A call came in about slow response time for a new release just deployed into the test environment. The login page was taking over 5 minutes compared to less than 8 seconds in production.
As it as a web based application. The first step was to get on a webex with the client and record the login process using fiddler. While watching the webex I could see that one of the HTTP request was taking a very long time to return from the server (this is a great feature of fiddler is that you can see the icons change as the status changes for each HTTP request).
One the fiddler stop, I went to the HTTP request in fiddler and looked at the statistics. Af few key things can be seen the returned payload was 8.5M so large but not huge for a corporate network. The overall the elapsed time was 5m 20 sec of which
One thing was also to check if this payload was being cached. Looking at Response Header for the returned request then caching is enabled. They have followed the google page speed recommendation and set to Vary.
While on the webex I asked for a wireshark trace to be taken so I could get some visibility into how the network was performing. A wireshark trace only captures the packets at the workstation but it can be useful to see if certain TCP/IP type issues are occurring. What I looked at in the wireshark trace was first the throughput from the client. IT seems that much is capped at just over 0.5 Mbit/s although there is a spike and then nothing.

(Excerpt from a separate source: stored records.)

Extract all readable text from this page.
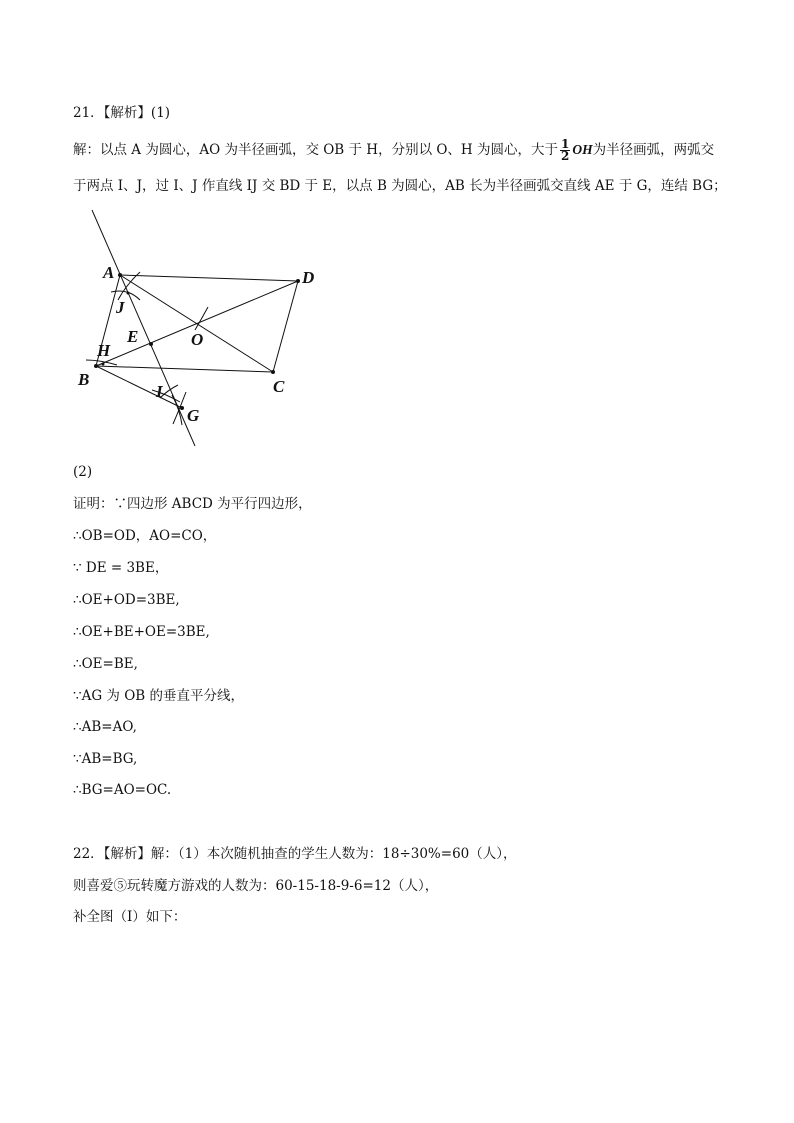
21．【解析】(1)
解：以点 A 为圆心，AO 为半径画弧，交 OB 于 H，分别以 O、H 为圆心，大于 $\frac{1}{2}$ OH为半径画弧，两弧交
于两点 I、J，过 I、J 作直线 IJ 交 BD 于 E，以点 B 为圆心，AB 长为半径画弧交直线 AE 于 G，连结 BG；
A	D
J
E	O
H
B
I	C
G
(2)
证明：∵四边形 ABCD 为平行四边形，
∴OB=OD，AO=CO，
∵ DE = 3BE，
∴OE+OD=3BE,
∴OE+BE+OE=3BE,
∴OE=BE,
∵AG 为 OB 的垂直平分线，
∴AB=AO,
∵AB=BG,
∴BG=AO=OC.
22．【解析】解：（1）本次随机抽查的学生人数为：18÷30%=60（人），
则喜爱⑤玩转魔方游戏的人数为：60-15-18-9-6=12（人），
补全图（I）如下：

I also wanted to check if there are any problems reported such as the TCP/IP window being undersized or lots of transmissions etc. A quick check is to use the Expert Information option. Remember to select to use the display filter that concentrates on the traffic between client and server and all the numbers are relative. In this case we are transmitting 16.5K packet so 5 out of order packets is not alot.
Next as I had access to the weblogs for I did a quick analysis to see if any particular client or access point has slower than expected response time. I imported these into Excel an created a pivot table and then for each IP calculated the average response time. When doing this remember to filter on status code being HTTP 200 so that the cache check 304 do not skew the response time calculations.
I had a table similar to the below, (I have changed the IPs and changed the response times to seconds. What is most noticable is that the 10.1.62.11 IP has the slow response times while the others are fine.
|IP||Response Time (sec)||Count|
Talking to the network guys the 10.1.62.11 is the proxy server used by the client to access both the production and test environments. The production users where not reporting any problems and when we tested production with a clear cache the response time was as less than 5 seconds. The initial thought was some packet shaping was being undertaken to prioritise the production traffic. However. the client confirmed this was not enabled on the client network.
Going further into the route between the proxy server it was noticed that traffic for the test environment was going across the Data Centre link as they work in a different data center. Although capacity was available on the link there was actually packet shaping enabled which meant the traffic was being constrained to sharing a 1Gb portion of the link.
With a quick network change to the packet shaper all was well..